Muscroft, who had been based in East Jerusalem, came under massive criticism from pro-Palestinian activists, who said she was blaming Palestinians for the latest round of violence and was failing to hold Israel responsible.

The latest Gaza conflict began with several Israeli airstrikes against Islamic Jihad targets in response to what the army said was a concrete terror threat from a PIJ cell to fire anti-tank missiles across the border at Israeli troops or civilians. The strikes were followed by the firing of nearly 1,000 rockets by PIJ as well as roughly 170 Israeli counterstrikes.
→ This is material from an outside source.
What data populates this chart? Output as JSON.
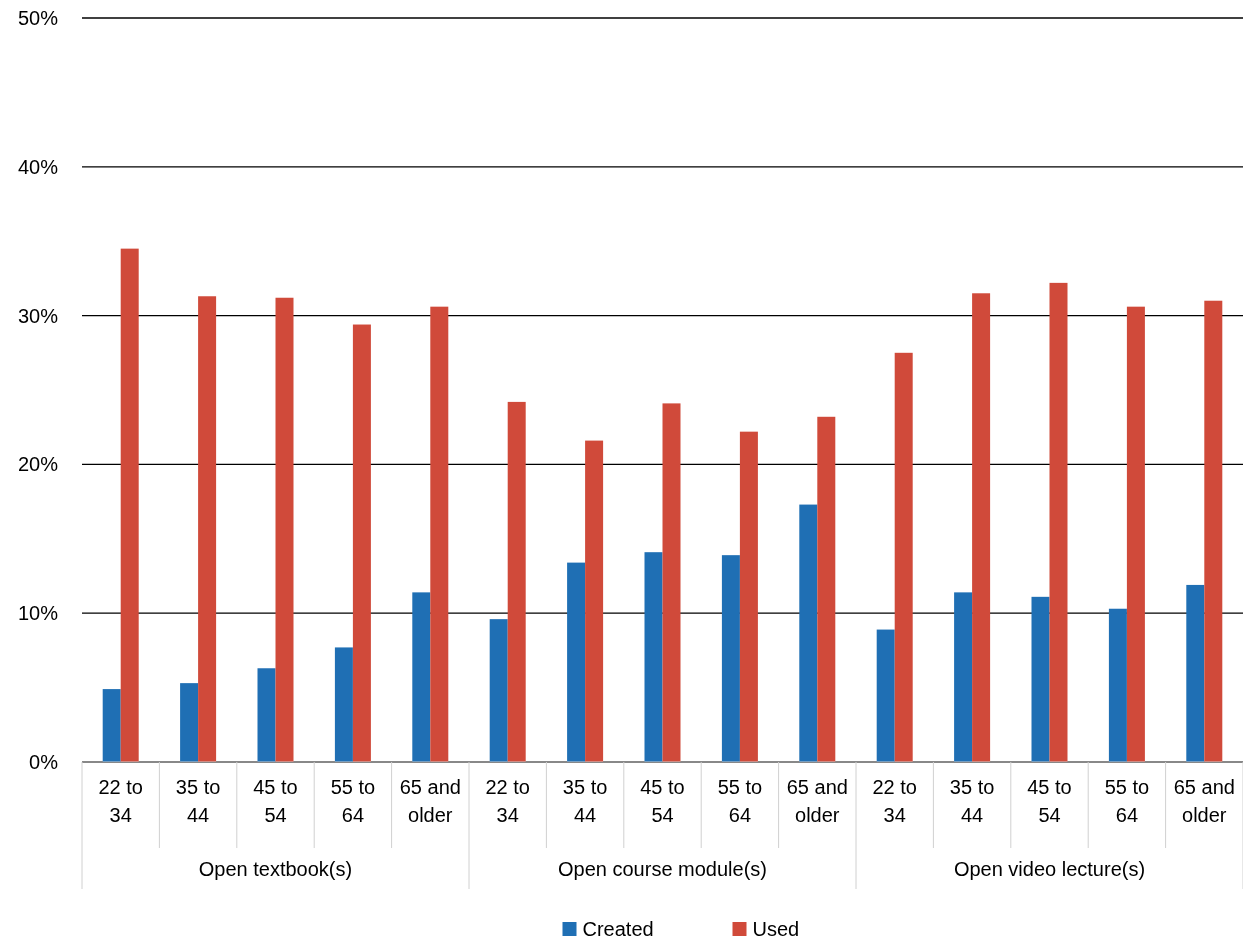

Muscroft later deleted the post and tweeted an apology the next day, saying that “one of my previous tweets was ill-informed and I have deleted it. I sincerely apologize for my poor judgment. All civilians — everywhere — must be able to live in peace.”

The turmoil did not subside though, and Muscroft went on to close her Twitter account entirely.

Explaining the decision to remove Muscroft, OCHA deputy spokesman Jens Laerke said at the time, “OCHA has been present in the occupied Palestinian territory for the past 20 years, working to help meet humanitarian needs, guided by the humanitarian principles of neutrality, impartiality, and humanity. Over two million people in the occupied Palestinian territory need assistance — they remain our only focus and priority.”

The OCHA has in the past been highly critical of Israeli policies in the West Bank and East Jerusalem.

Last week, the Hamas-run health ministry in Gaza said the death toll from the recent round of fighting in Gaza had risen to 48, after a man and an 11-year-old girl died from wounds sustained during the violence.

In all, more than 300 Palestinians were wounded over the three days of fighting. Israel says some of the deaths and injuries were caused by PIJ rockets that fell short and landed inside Gaza.

No Israelis were killed or suffered severe wounds as a direct result of the PIJ rocket fire, but numerous people were moderately hurt while seeking shelter or were treated for shock brought on by the barrages from the Gaza Strip. One 60-year-old man died of a heart attack as he ran to a shelter.

Times of Israel staff contributed to this report.